Para ilustrar isso, nada melhor que a “série” (1, 2, 3 e 4) sobre um PC compacto para jogar na sala, do canal Peperaio Hardware.
Resumo da história: inicialmente o processador ficou com temperaturas muito altas, trocar o cooler por um melhor não resolveu. O hardware foi movido para um gabinete “melhor”, mas mesmo assim a fonte queimou nesse novo gabinete 1.
Usando as mesmas peças da primeira montagem, em um gabinete comum, provavelmente não teriam ocorrido problemas.
A configuração que montei é bem equivalente, colocada em um gabinete do mesmo tamanho: tenho zero problemas de temperatura e ruído. Não foi livre de problemas, mas a escolha cuidadosa de peças reduziu muitos custos extras e dores de cabeça posteriores.

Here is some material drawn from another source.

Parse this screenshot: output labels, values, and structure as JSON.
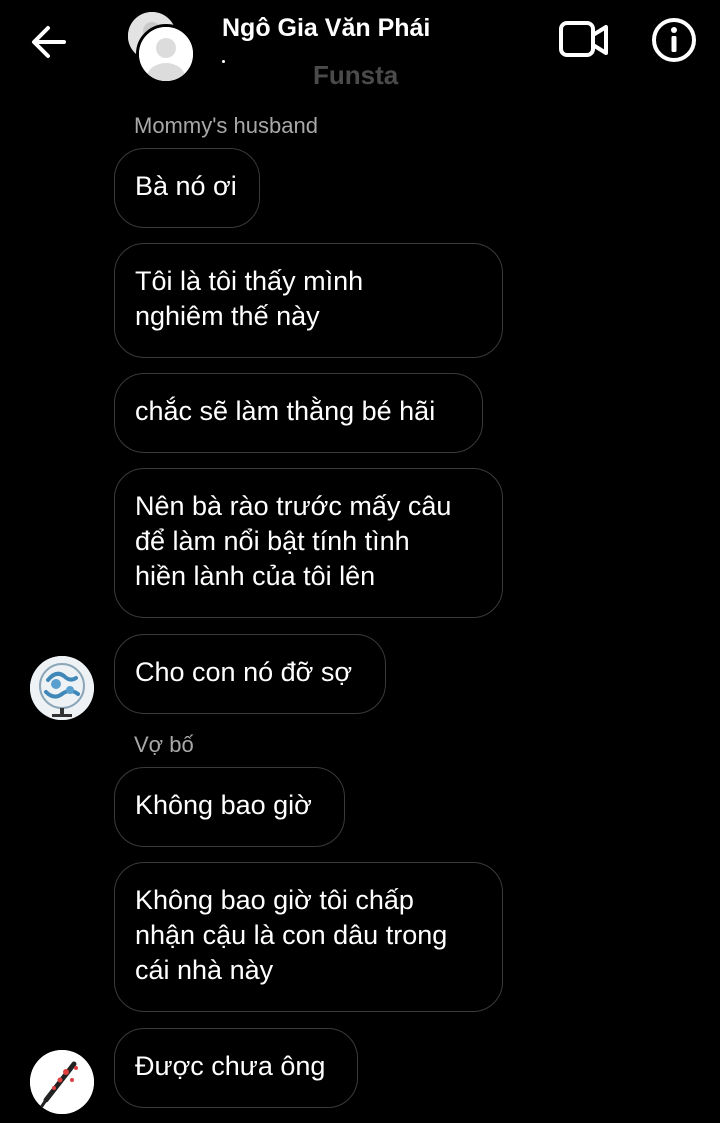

Destacada a importância da escolha de peças, vou discutir os pontos de atenção na escolha de cada componente, em ordem de prioridade:
- Gabinete: o ponto de partida
- Fonte: fator Brasil
- Refrigeração: o seu limite
- Placa de Vídeo: o barato saiu caro
- Armazenamento: M.2 sempre que possível
- Placa-mãe: só aceita
- Processador: cuidado com TDP
- Memória: low-profile
A ideia desse guia é que você tenha em mente as configurações e necessidades, mas ainda esteja avaliando o custo e a complexidade de colocar essa configuração em um gabinete compacto. Um guia completo ficaria muito extenso, incompleto e rapidamente desatualizado.
Gabinete: o ponto de partida
Um gabinete pequeno tem limitações, é inevitável. O ponto é escolher quais limitações você prefere, que normalmente estão relacionados às opções de refrigeração, tipo de fonte, tamanho da GPU e armazenamento.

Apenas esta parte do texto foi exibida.